Barzani Türkiye’nin bağımsızlık referandumuna karşı çıkmayacağından emin olmasının cevabını zaten veriyor: Türkiye ile yaşanılan deneyimler.
Nedir o deneyimler?
Barzani, çözüm sürecinde Türkiye’ye koşulsuz destek verdi. Erdoğan’dan sürekli övgülerle bahsetti. Kürt halkının Erdoğan’a güvenmesini telkin etti. PKK’nın çözüm sürecini sabote eden saldırılarına ilk tepki veren isim yine Barzani oldu. Barzani yine Türkiye’nin yanında durarak, Kürdistan Ulusal Kongresi’ni yapmak isteyen HDP’li heyete “Önce PKK’ya silahları bıraktırın” şartını koştu. Yaptırmadı.

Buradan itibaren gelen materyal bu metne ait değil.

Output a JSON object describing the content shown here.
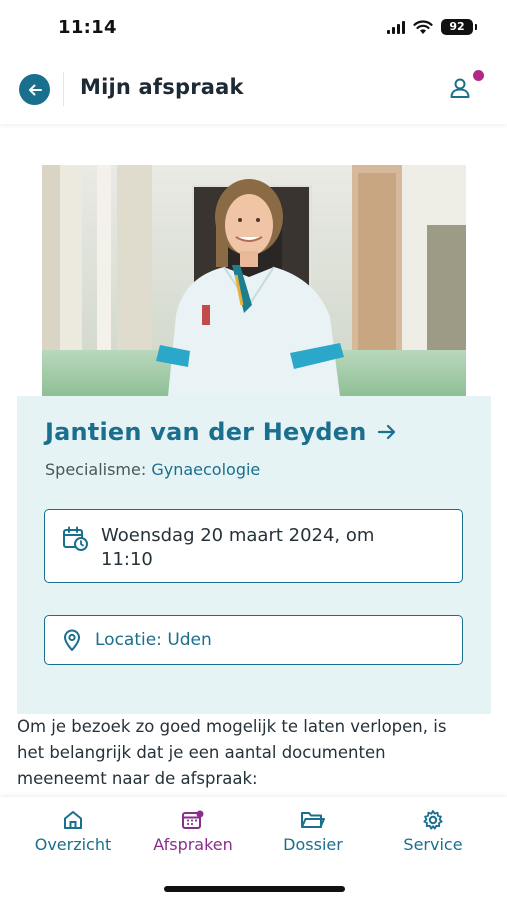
{
  "status_bar": {
    "time": "11:14",
    "battery": "92"
  },
  "header": {
    "title": "Mijn afspraak",
    "back_icon": "arrow-left-icon",
    "profile_icon": "user-icon",
    "notification_color": "#b02a87"
  },
  "photo": {
    "subject": "doctor-portrait"
  },
  "appointment": {
    "doctor_name": "Jantien van der Heyden",
    "specialism_label": "Specialisme: ",
    "specialism_value": "Gynaecologie",
    "date_line1": "Woensdag 20 maart 2024, om",
    "date_line2": "11:10",
    "location": "Locatie: Uden"
  },
  "intro": {
    "line1": "Om je bezoek zo goed mogelijk te laten verlopen, is",
    "line2": "het belangrijk dat je een aantal documenten",
    "line3": "meeneemt naar de afspraak:"
  },
  "bottom_nav": {
    "items": [
      {
        "label": "Overzicht",
        "icon": "home-icon",
        "active": false
      },
      {
        "label": "Afspraken",
        "icon": "calendar-icon",
        "active": true
      },
      {
        "label": "Dossier",
        "icon": "folder-icon",
        "active": false
      },
      {
        "label": "Service",
        "icon": "gear-icon",
        "active": false
      }
    ]
  },
  "colors": {
    "primary": "#1b6f8e",
    "accent": "#8a2e8c",
    "card_background": "#e6f3f5"
  }
}
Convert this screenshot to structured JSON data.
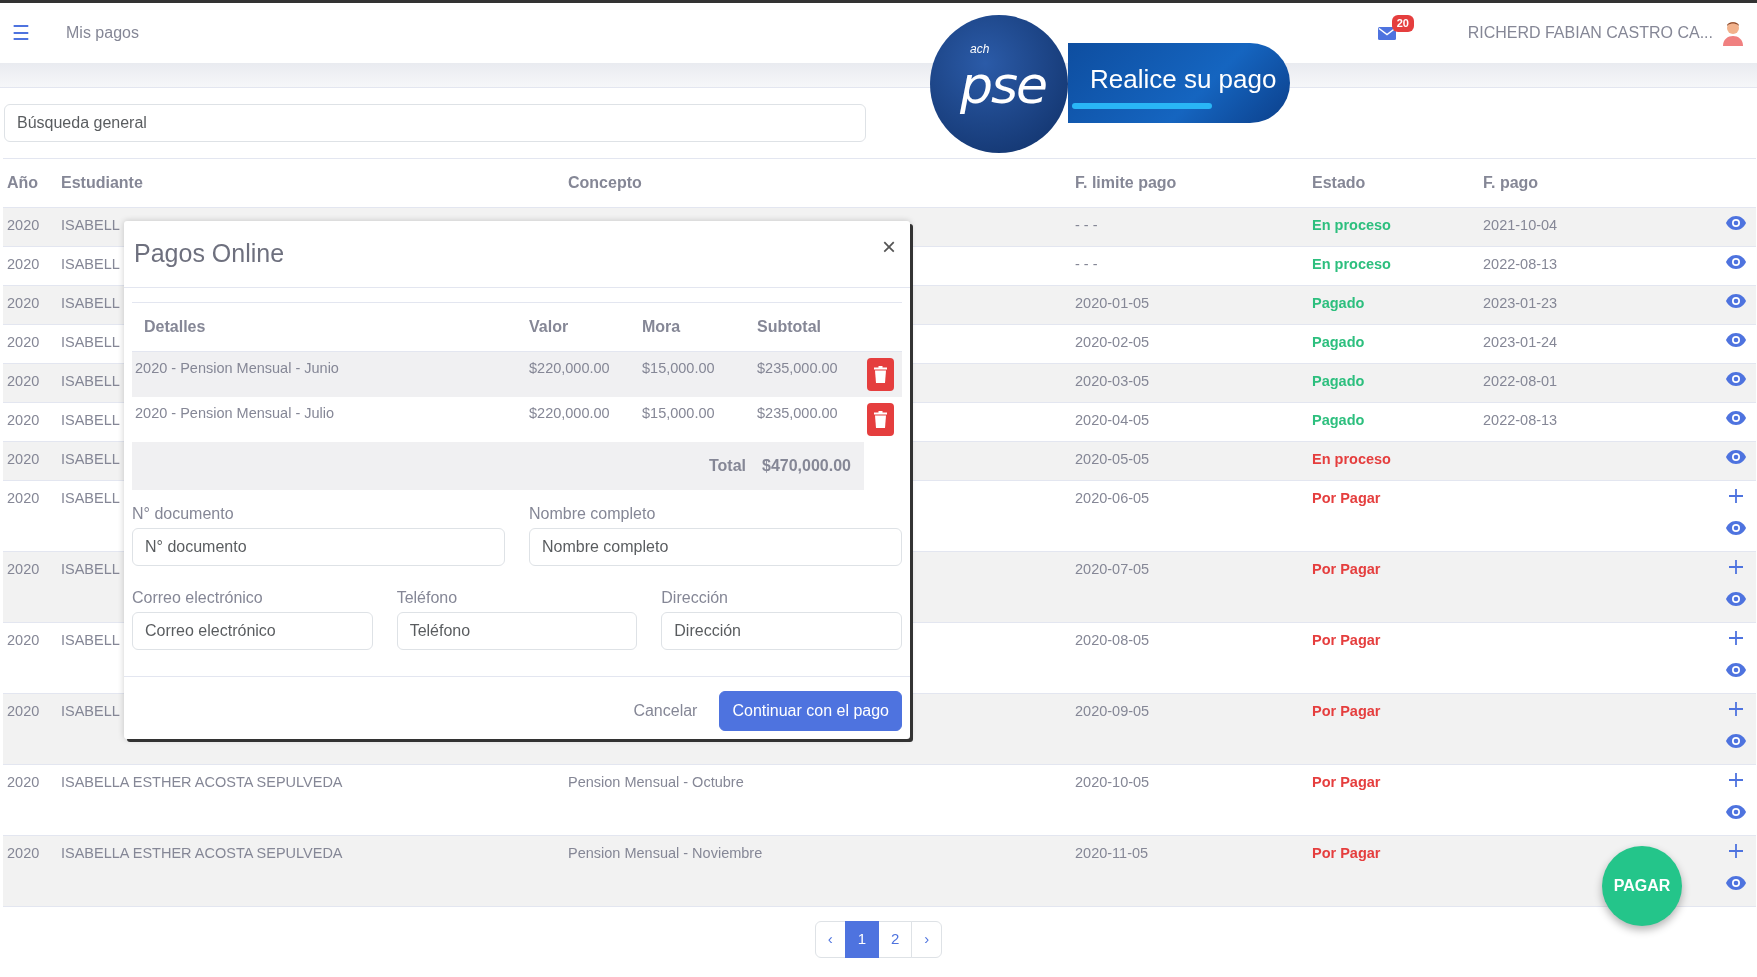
{
  "navbar": {
    "menu_icon": "☰",
    "title": "Mis pagos",
    "notifications": "20",
    "user": "RICHERD FABIAN CASTRO CA..."
  },
  "pse_banner": {
    "small": "ach",
    "brand": "pse",
    "tagline": "Realice su pago"
  },
  "search": {
    "placeholder": "Búsqueda general"
  },
  "table": {
    "columns": [
      "Año",
      "Estudiante",
      "Concepto",
      "F. limite pago",
      "Estado",
      "F. pago"
    ],
    "rows": [
      {
        "year": "2020",
        "student": "ISABELL",
        "limit": "- - -",
        "status": "En proceso",
        "color": "#2dbf7e",
        "paid": "2021-10-04",
        "can_add": false
      },
      {
        "year": "2020",
        "student": "ISABELL",
        "limit": "- - -",
        "status": "En proceso",
        "color": "#2dbf7e",
        "paid": "2022-08-13",
        "can_add": false
      },
      {
        "year": "2020",
        "student": "ISABELL",
        "limit": "2020-01-05",
        "status": "Pagado",
        "color": "#2dbf7e",
        "paid": "2023-01-23",
        "can_add": false
      },
      {
        "year": "2020",
        "student": "ISABELL",
        "limit": "2020-02-05",
        "status": "Pagado",
        "color": "#2dbf7e",
        "paid": "2023-01-24",
        "can_add": false
      },
      {
        "year": "2020",
        "student": "ISABELL",
        "limit": "2020-03-05",
        "status": "Pagado",
        "color": "#2dbf7e",
        "paid": "2022-08-01",
        "can_add": false
      },
      {
        "year": "2020",
        "student": "ISABELL",
        "limit": "2020-04-05",
        "status": "Pagado",
        "color": "#2dbf7e",
        "paid": "2022-08-13",
        "can_add": false
      },
      {
        "year": "2020",
        "student": "ISABELL",
        "limit": "2020-05-05",
        "status": "En proceso",
        "color": "#e53e3e",
        "can_add": false
      },
      {
        "year": "2020",
        "student": "ISABELL",
        "limit": "2020-06-05",
        "status": "Por Pagar",
        "color": "#e53e3e",
        "can_add": true
      },
      {
        "year": "2020",
        "student": "ISABELL",
        "limit": "2020-07-05",
        "status": "Por Pagar",
        "color": "#e53e3e",
        "can_add": true
      },
      {
        "year": "2020",
        "student": "ISABELL",
        "limit": "2020-08-05",
        "status": "Por Pagar",
        "color": "#e53e3e",
        "can_add": true
      },
      {
        "year": "2020",
        "student": "ISABELL",
        "limit": "2020-09-05",
        "status": "Por Pagar",
        "color": "#e53e3e",
        "can_add": true
      },
      {
        "year": "2020",
        "student": "ISABELLA ESTHER ACOSTA SEPULVEDA",
        "concept": "Pension Mensual - Octubre",
        "limit": "2020-10-05",
        "status": "Por Pagar",
        "color": "#e53e3e",
        "can_add": true
      },
      {
        "year": "2020",
        "student": "ISABELLA ESTHER ACOSTA SEPULVEDA",
        "concept": "Pension Mensual - Noviembre",
        "limit": "2020-11-05",
        "status": "Por Pagar",
        "color": "#e53e3e",
        "can_add": true
      }
    ]
  },
  "pagination": [
    {
      "label": "‹",
      "selected": false
    },
    {
      "label": "1",
      "selected": true
    },
    {
      "label": "2",
      "selected": false
    },
    {
      "label": "›",
      "selected": false
    }
  ],
  "pay_fab": "PAGAR",
  "modal": {
    "title": "Pagos Online",
    "close": "×",
    "columns": [
      "Detalles",
      "Valor",
      "Mora",
      "Subtotal"
    ],
    "items": [
      {
        "detail": "2020 - Pension Mensual - Junio",
        "value": "$220,000.00",
        "late": "$15,000.00",
        "subtotal": "$235,000.00"
      },
      {
        "detail": "2020 - Pension Mensual - Julio",
        "value": "$220,000.00",
        "late": "$15,000.00",
        "subtotal": "$235,000.00"
      }
    ],
    "total_label": "Total",
    "total": "$470,000.00",
    "fields": [
      {
        "label": "N° documento",
        "placeholder": "N° documento"
      },
      {
        "label": "Nombre completo",
        "placeholder": "Nombre completo"
      },
      {
        "label": "Correo electrónico",
        "placeholder": "Correo electrónico"
      },
      {
        "label": "Teléfono",
        "placeholder": "Teléfono"
      },
      {
        "label": "Dirección",
        "placeholder": "Dirección"
      }
    ],
    "cancel": "Cancelar",
    "submit": "Continuar con el pago"
  }
}
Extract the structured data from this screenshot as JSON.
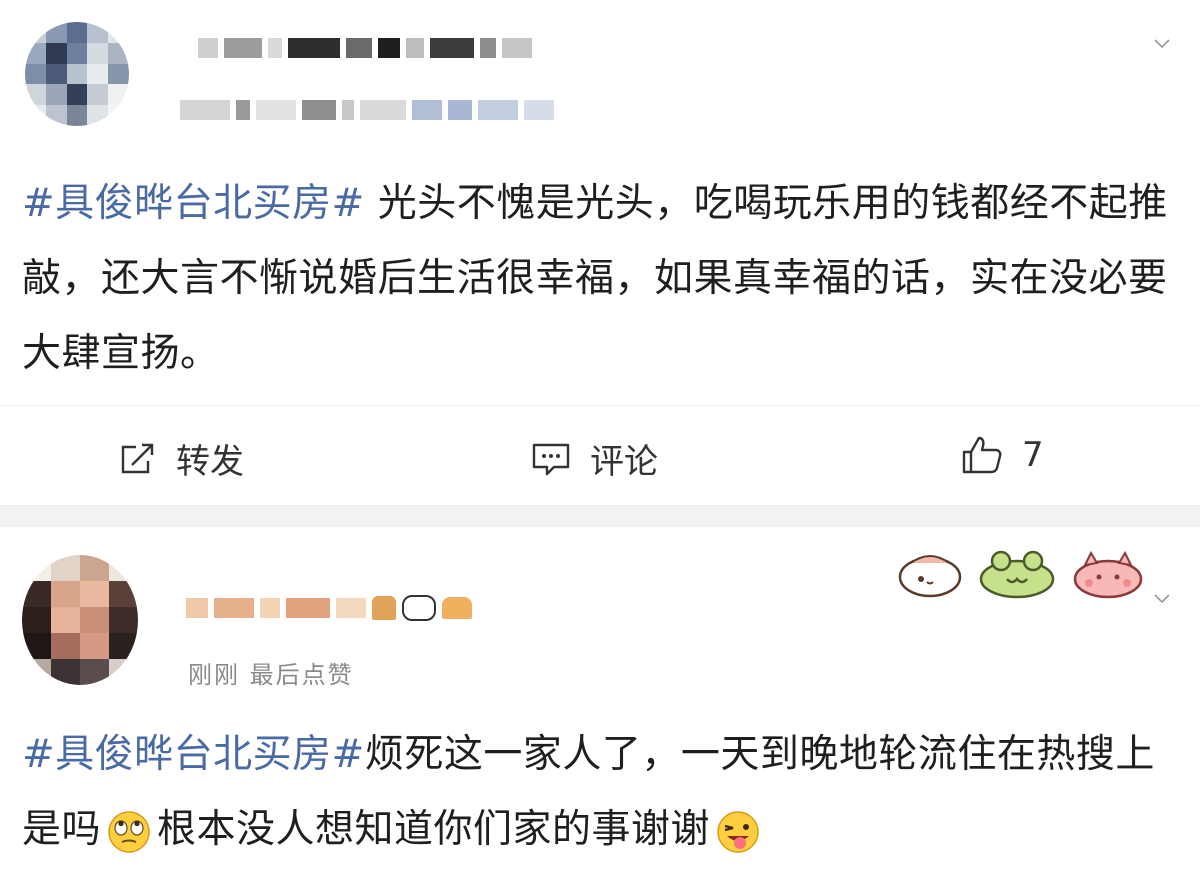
{
  "post1": {
    "hashtag": "#具俊晔台北买房#",
    "body": " 光头不愧是光头，吃喝玩乐用的钱都经不起推敲，还大言不惭说婚后生活很幸福，如果真幸福的话，实在没必要大肆宣扬。",
    "actions": {
      "repost_label": "转发",
      "comment_label": "评论",
      "like_count": "7"
    }
  },
  "post2": {
    "meta": "刚刚  最后点赞",
    "hashtag": "#具俊晔台北买房#",
    "body_part1": "烦死这一家人了，一天到晚地轮流住在热搜上是吗",
    "body_part2": "根本没人想知道你们家的事谢谢"
  },
  "icons": {
    "repost": "repost-icon",
    "comment": "comment-icon",
    "like": "thumbs-up-icon",
    "expand": "chevron-down-icon",
    "emoji1": "eye-roll-emoji",
    "emoji2": "tongue-wink-emoji"
  },
  "colors": {
    "hashtag": "#4a6aa5",
    "text": "#1f1f1f",
    "divider": "#f2f2f2"
  }
}
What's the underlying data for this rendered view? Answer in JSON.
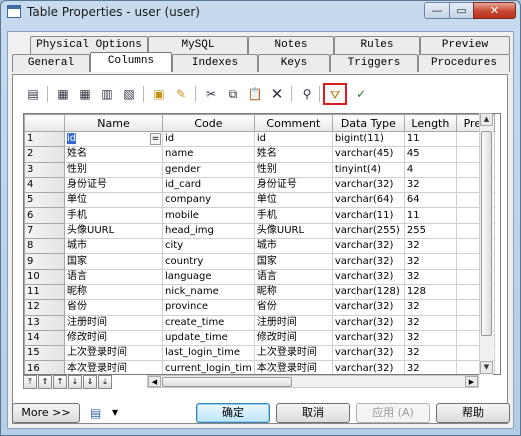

Hakkını teslim edelim. Çözüm sürecinin o dönem yapılan hatalara rağmen başarıyla yürümesinde Barzani’nin katkısı büyüktür.
Ve bütün bunların arkasından o meşhur 16 Kasım 2013 tarihinde gerçekleştirilen büyük Diyarbakır buluşması gerçekleşti. Erdoğan, ilk kez ‘Kürdistan’ dedi. Barzani’yi Kuzey Irak Kürdistan lideri olarak alkışlattı ve ‘Kuzey Irak Kürdistan’ında yaşayan kardeşlerimi muhabbetle selamlıyorum’ dedi.
Çok gerimizde kalmadı. Üzerinden asırlar geçmedi. Daha dün işte.
Hatta, Almanya’dan Erdoğan’a “Bölücülük yapıyorsunuz. Dilinize sahip çıkın” diyen MHP lideri Devlet Bahçeli’ye Erdoğan’ın cevabı TBMM’den AK Parti grup toplantısından oldu:
“Bize bölücü diyorlar. Peki Kürdistan diyen Mustafa Kemal’de mi bölücüydü?” (19 Kasım 2013)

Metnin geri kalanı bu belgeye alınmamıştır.